Todos los mexicanos, los que votaron y no votaron por él, serán quienes juzguen su desempeño como presidente. Pero una cosa es clara: por sus hechos lo conocerán. La altura moral de un gobernante no se mide por la belleza abstracta de unas ideas o principios. La altura moral de un gobernante se mide por la traducción concreta de sus ideas y principios. Por olvidarlo, muchos revolucionarios del siglo XX, enamorados de su propia pureza moral, han causado la ruina de los pueblos que querían redimir.
Hoy el liderazgo moral debe incluir la rectitud firme, legal, racional y generosa que predicaba don Daniel. También la práctica adicional de tres valores permanentes.
Uno es la civilidad. Esta noble tradición implica respeto a quien no piensa como uno. Tolerancia, entendida como disposición a convivir con el otro y, sobre todo, a escucharlo. Cuidado extremo con la palabra pública, que usada como vehículo de odio puede lastimar irremediablemente. Y lo que los antiguos llamaban espíritu cívico, buscar el bien público con sentido de responsabilidad.
La concordia es otro valor fundamental. «La concordia -decía Cicerón- es el mejor y más apretado vínculo de todo Estado». Dividir a la sociedad mexicana entre el «pueblo» que apoya al presidente y los enemigos del pueblo que no lo apoyan o lo critican, es entrar en la zona minada de la discordia. Las naturales diferencias de opinión no deben desgarrar a la familia mexicana.
El valor cardinal es la libertad. «La libertad individual -escribió Cosío Villegas en 1951- es un fin en sí mismo y, a la vista de nuestros días, el más apremiante que pueda proponerse al hombre». Lo sigue siendo, sobre todo la libertad de expresión y de crítica.

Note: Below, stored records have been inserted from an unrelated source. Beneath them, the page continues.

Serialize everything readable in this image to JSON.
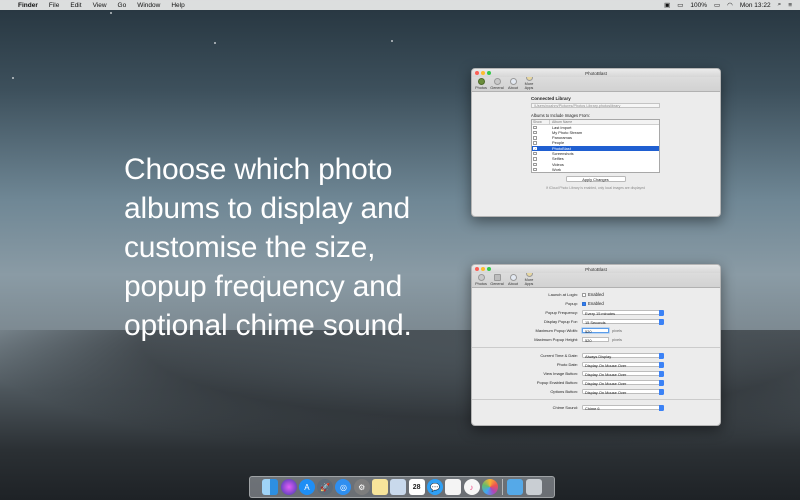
{
  "menubar": {
    "apple": "",
    "app_name": "Finder",
    "items": [
      "File",
      "Edit",
      "View",
      "Go",
      "Window",
      "Help"
    ],
    "battery": "100%",
    "clock": "Mon 13:22"
  },
  "headline": "Choose which photo albums to display and customise the size, popup frequency and optional chime sound.",
  "window1": {
    "title": "PhotoBlast",
    "toolbar": [
      "Photos",
      "General",
      "About",
      "More Apps"
    ],
    "connected_library_label": "Connected Library",
    "library_path": "/Users/noahm/Pictures/Photos Library.photoslibrary",
    "albums_label": "Albums to Include Images From:",
    "column_show": "Show",
    "column_album": "Album Name",
    "albums": [
      {
        "name": "Last Import",
        "checked": false,
        "selected": false
      },
      {
        "name": "My Photo Stream",
        "checked": false,
        "selected": false
      },
      {
        "name": "Panoramas",
        "checked": false,
        "selected": false
      },
      {
        "name": "People",
        "checked": false,
        "selected": false
      },
      {
        "name": "PhotoBlast",
        "checked": true,
        "selected": true
      },
      {
        "name": "Screenshots",
        "checked": false,
        "selected": false
      },
      {
        "name": "Selfies",
        "checked": false,
        "selected": false
      },
      {
        "name": "Videos",
        "checked": false,
        "selected": false
      },
      {
        "name": "Work",
        "checked": false,
        "selected": false
      }
    ],
    "apply_button": "Apply Changes",
    "footnote": "If iCloud Photo Library is enabled, only local images are displayed"
  },
  "window2": {
    "title": "PhotoBlast",
    "toolbar": [
      "Photos",
      "General",
      "About",
      "More Apps"
    ],
    "launch_at_login_label": "Launch at Login:",
    "launch_at_login_value": "Enabled",
    "popup_label": "Popup:",
    "popup_value": "Enabled",
    "popup_frequency_label": "Popup Frequency:",
    "popup_frequency_value": "Every 15 minutes",
    "display_popup_for_label": "Display Popup For:",
    "display_popup_for_value": "15 Seconds",
    "max_width_label": "Maximum Popup Width:",
    "max_width_value": "520",
    "max_height_label": "Maximum Popup Height:",
    "max_height_value": "520",
    "unit": "pixels",
    "current_time_label": "Current Time & Date:",
    "current_time_value": "Always Display",
    "photo_date_label": "Photo Date:",
    "photo_date_value": "Display On Mouse Over",
    "view_image_label": "View Image Button:",
    "view_image_value": "Display On Mouse Over",
    "popup_enabled_label": "Popup Enabled Button:",
    "popup_enabled_value": "Display On Mouse Over",
    "options_label": "Options Button:",
    "options_value": "Display On Mouse Over",
    "chime_label": "Chime Sound:",
    "chime_value": "Chime 6"
  },
  "dock": {
    "icons": [
      "finder-icon",
      "siri-icon",
      "app-store-icon",
      "launchpad-icon",
      "safari-icon",
      "system-preferences-icon",
      "notes-icon",
      "preview-icon",
      "calendar-icon",
      "messages-icon",
      "reminders-icon",
      "itunes-icon",
      "photos-icon",
      "downloads-folder-icon",
      "trash-icon"
    ],
    "calendar_day": "28"
  }
}
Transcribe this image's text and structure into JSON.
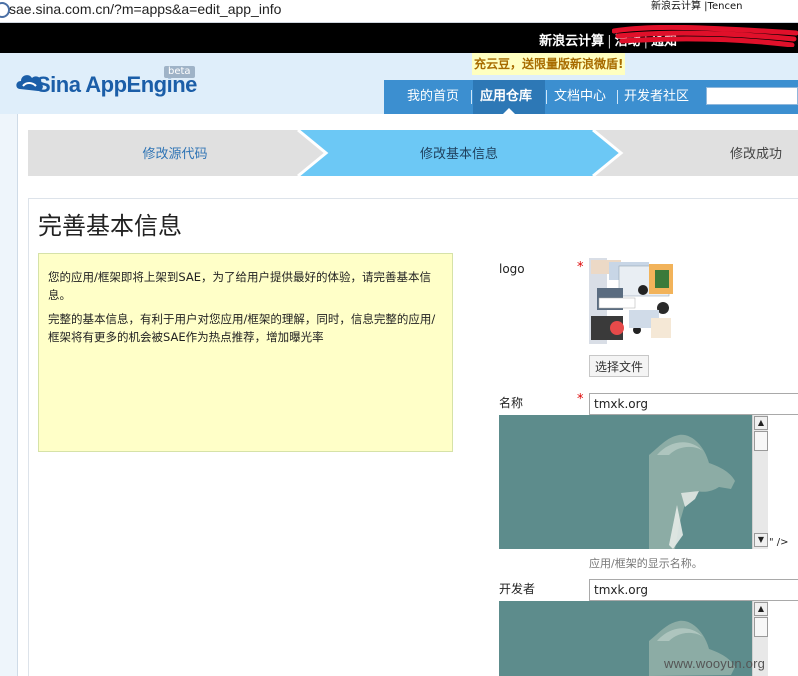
{
  "browser": {
    "url": "sae.sina.com.cn/?m=apps&a=edit_app_info"
  },
  "topbar": {
    "items": [
      "新浪云计算",
      "活动",
      "通知"
    ],
    "user_fragment": "新浪云计算 |Tencen"
  },
  "header": {
    "logo_main": "Sina",
    "logo_sub": "AppEngine",
    "beta": "beta",
    "promo": "充云豆，送限量版新浪微盾!"
  },
  "nav": {
    "items": [
      {
        "label": "我的首页"
      },
      {
        "label": "应用仓库"
      },
      {
        "label": "文档中心"
      },
      {
        "label": "开发者社区"
      }
    ],
    "active_index": 1
  },
  "steps": {
    "items": [
      {
        "label": "修改源代码"
      },
      {
        "label": "修改基本信息"
      },
      {
        "label": "修改成功"
      }
    ],
    "active_index": 1
  },
  "page": {
    "title": "完善基本信息",
    "notice_p1": "您的应用/框架即将上架到SAE，为了给用户提供最好的体验，请完善基本信息。",
    "notice_p2": "完整的基本信息，有利于用户对您应用/框架的理解，同时，信息完整的应用/框架将有更多的机会被SAE作为热点推荐，增加曝光率"
  },
  "form": {
    "logo_label": "logo",
    "required_mark": "*",
    "choose_file": "选择文件",
    "name_label": "名称",
    "name_value": "tmxk.org",
    "name_hint": "应用/框架的显示名称。",
    "stray_text": "\" />",
    "developer_label": "开发者",
    "developer_value": "tmxk.org"
  },
  "watermark": "www.wooyun.org",
  "colors": {
    "nav_bg": "#3c8fd0",
    "step_active": "#6cc8f5",
    "step_inactive": "#e0e0e0",
    "notice_bg": "#ffffc8",
    "injected_image_bg": "#5d8c8c"
  },
  "icons": {
    "scroll_up": "▲",
    "scroll_down": "▼"
  }
}
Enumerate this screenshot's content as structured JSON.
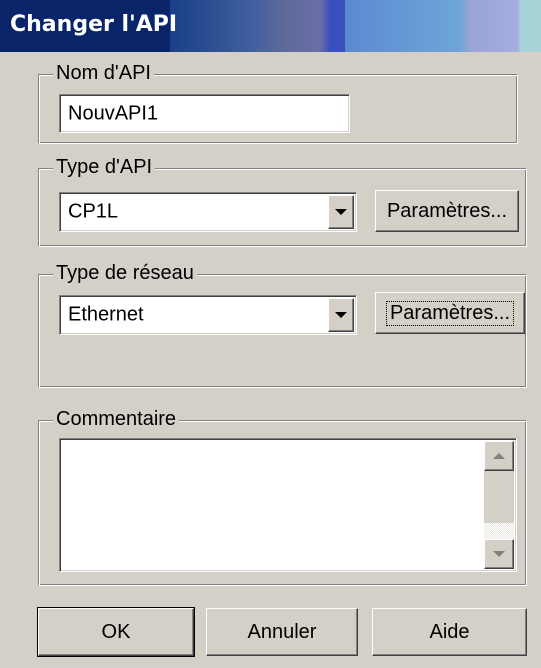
{
  "window": {
    "title": "Changer l'API"
  },
  "plc_name": {
    "group_label": "Nom d'API",
    "value": "NouvAPI1"
  },
  "plc_type": {
    "group_label": "Type d'API",
    "selected": "CP1L",
    "settings_label": "Paramètres..."
  },
  "network_type": {
    "group_label": "Type de réseau",
    "selected": "Ethernet",
    "settings_label": "Paramètres..."
  },
  "comment": {
    "group_label": "Commentaire",
    "value": ""
  },
  "buttons": {
    "ok": "OK",
    "cancel": "Annuler",
    "help": "Aide"
  },
  "icons": {
    "combo": "chevron-down-icon",
    "scroll_up": "scroll-up-arrow-icon",
    "scroll_down": "scroll-down-arrow-icon"
  }
}
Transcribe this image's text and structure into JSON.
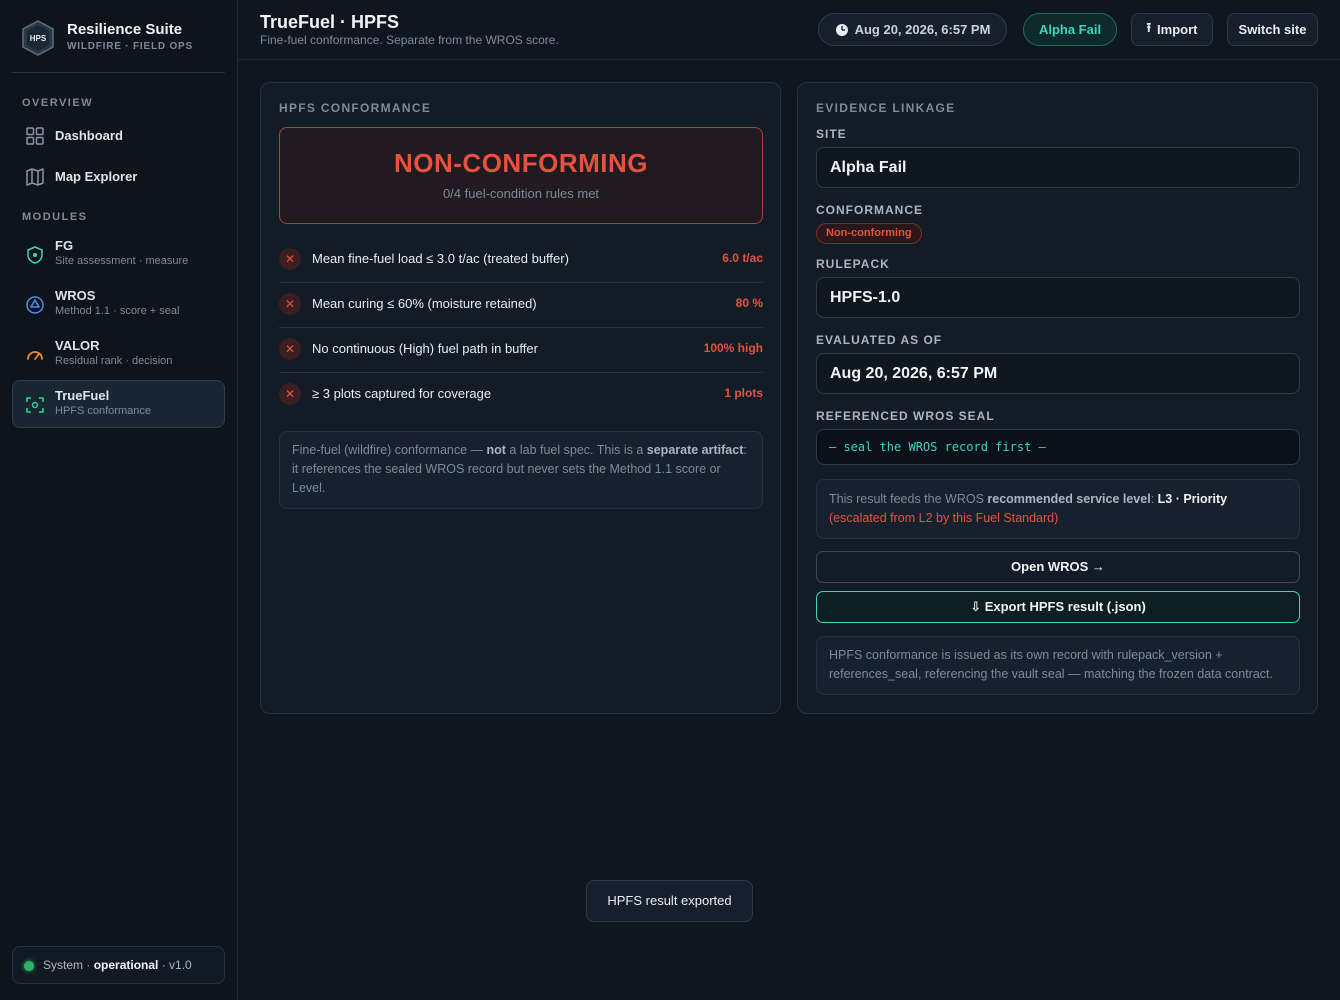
{
  "brand": {
    "logo_text": "HPS",
    "title": "Resilience Suite",
    "subtitle": "WILDFIRE · FIELD OPS"
  },
  "sidebar": {
    "overview_label": "OVERVIEW",
    "modules_label": "MODULES",
    "overview_items": [
      {
        "label": "Dashboard",
        "icon": "grid-icon"
      },
      {
        "label": "Map Explorer",
        "icon": "map-icon"
      }
    ],
    "module_items": [
      {
        "label": "FG",
        "sub": "Site assessment · measure",
        "icon": "shield-icon",
        "color": "#3fd4c0"
      },
      {
        "label": "WROS",
        "sub": "Method 1.1 · score + seal",
        "icon": "seal-icon",
        "color": "#4f8ff7"
      },
      {
        "label": "VALOR",
        "sub": "Residual rank · decision",
        "icon": "gauge-icon",
        "color": "#f08c2e"
      },
      {
        "label": "TrueFuel",
        "sub": "HPFS conformance",
        "icon": "scan-icon",
        "color": "#2fd28a",
        "active": true
      }
    ],
    "status": {
      "prefix": "System ·",
      "state": "operational",
      "version": "· v1.0"
    }
  },
  "header": {
    "title": "TrueFuel · HPFS",
    "subtitle": "Fine-fuel conformance. Separate from the WROS score.",
    "datetime": "Aug 20, 2026, 6:57 PM",
    "site": "Alpha Fail",
    "import_label": "Import",
    "switch_label": "Switch site"
  },
  "conformance": {
    "heading": "HPFS CONFORMANCE",
    "verdict": "NON-CONFORMING",
    "verdict_sub": "0/4 fuel-condition rules met",
    "rules": [
      {
        "mark": "✕",
        "text": "Mean fine-fuel load ≤ 3.0 t/ac (treated buffer)",
        "value": "6.0 t/ac"
      },
      {
        "mark": "✕",
        "text": "Mean curing ≤ 60% (moisture retained)",
        "value": "80 %"
      },
      {
        "mark": "✕",
        "text": "No continuous (High) fuel path in buffer",
        "value": "100% high"
      },
      {
        "mark": "✕",
        "text": "≥ 3 plots captured for coverage",
        "value": "1 plots"
      }
    ],
    "note": {
      "p1": "Fine-fuel (wildfire) conformance — ",
      "b1": "not",
      "p2": " a lab fuel spec. This is a ",
      "b2": "separate artifact",
      "p3": ": it references the sealed WROS record but never sets the Method 1.1 score or Level."
    }
  },
  "evidence": {
    "heading": "EVIDENCE LINKAGE",
    "site_label": "SITE",
    "site_value": "Alpha Fail",
    "conformance_label": "CONFORMANCE",
    "conformance_badge": "Non-conforming",
    "rulepack_label": "RULEPACK",
    "rulepack_value": "HPFS-1.0",
    "evaluated_label": "EVALUATED AS OF",
    "evaluated_value": "Aug 20, 2026, 6:57 PM",
    "seal_label": "REFERENCED WROS SEAL",
    "seal_value": "— seal the WROS record first —",
    "feed": {
      "p1": "This result feeds the WROS ",
      "b1": "recommended service level",
      "p2": ": ",
      "b2": "L3 · Priority",
      "escalated": "(escalated from L2 by this Fuel Standard)"
    },
    "open_label": "Open WROS →",
    "export_label": "⇩ Export HPFS result (.json)",
    "contract_note": "HPFS conformance is issued as its own record with rulepack_version + references_seal, referencing the vault seal — matching the frozen data contract."
  },
  "toast": "HPFS result exported",
  "colors": {
    "accent": "#3fd4c0",
    "danger": "#e5533f",
    "ok": "#2fb36b"
  }
}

Si asume esos valores, el presidente puede descubrir caminos acaso insospechados para cumplir, en la práctica, sus mejores promesas.
Don Daniel concluía con estas palabras:
Esta es mi rogativa, señor Presidente: que se convierta usted en ese ejemplo moral de la nación mexicana.
Con el mismo respeto hago mío su mensaje, pero cambiando una palabra. No es una rogativa. Es una exigencia que comparten muchos mexicanos.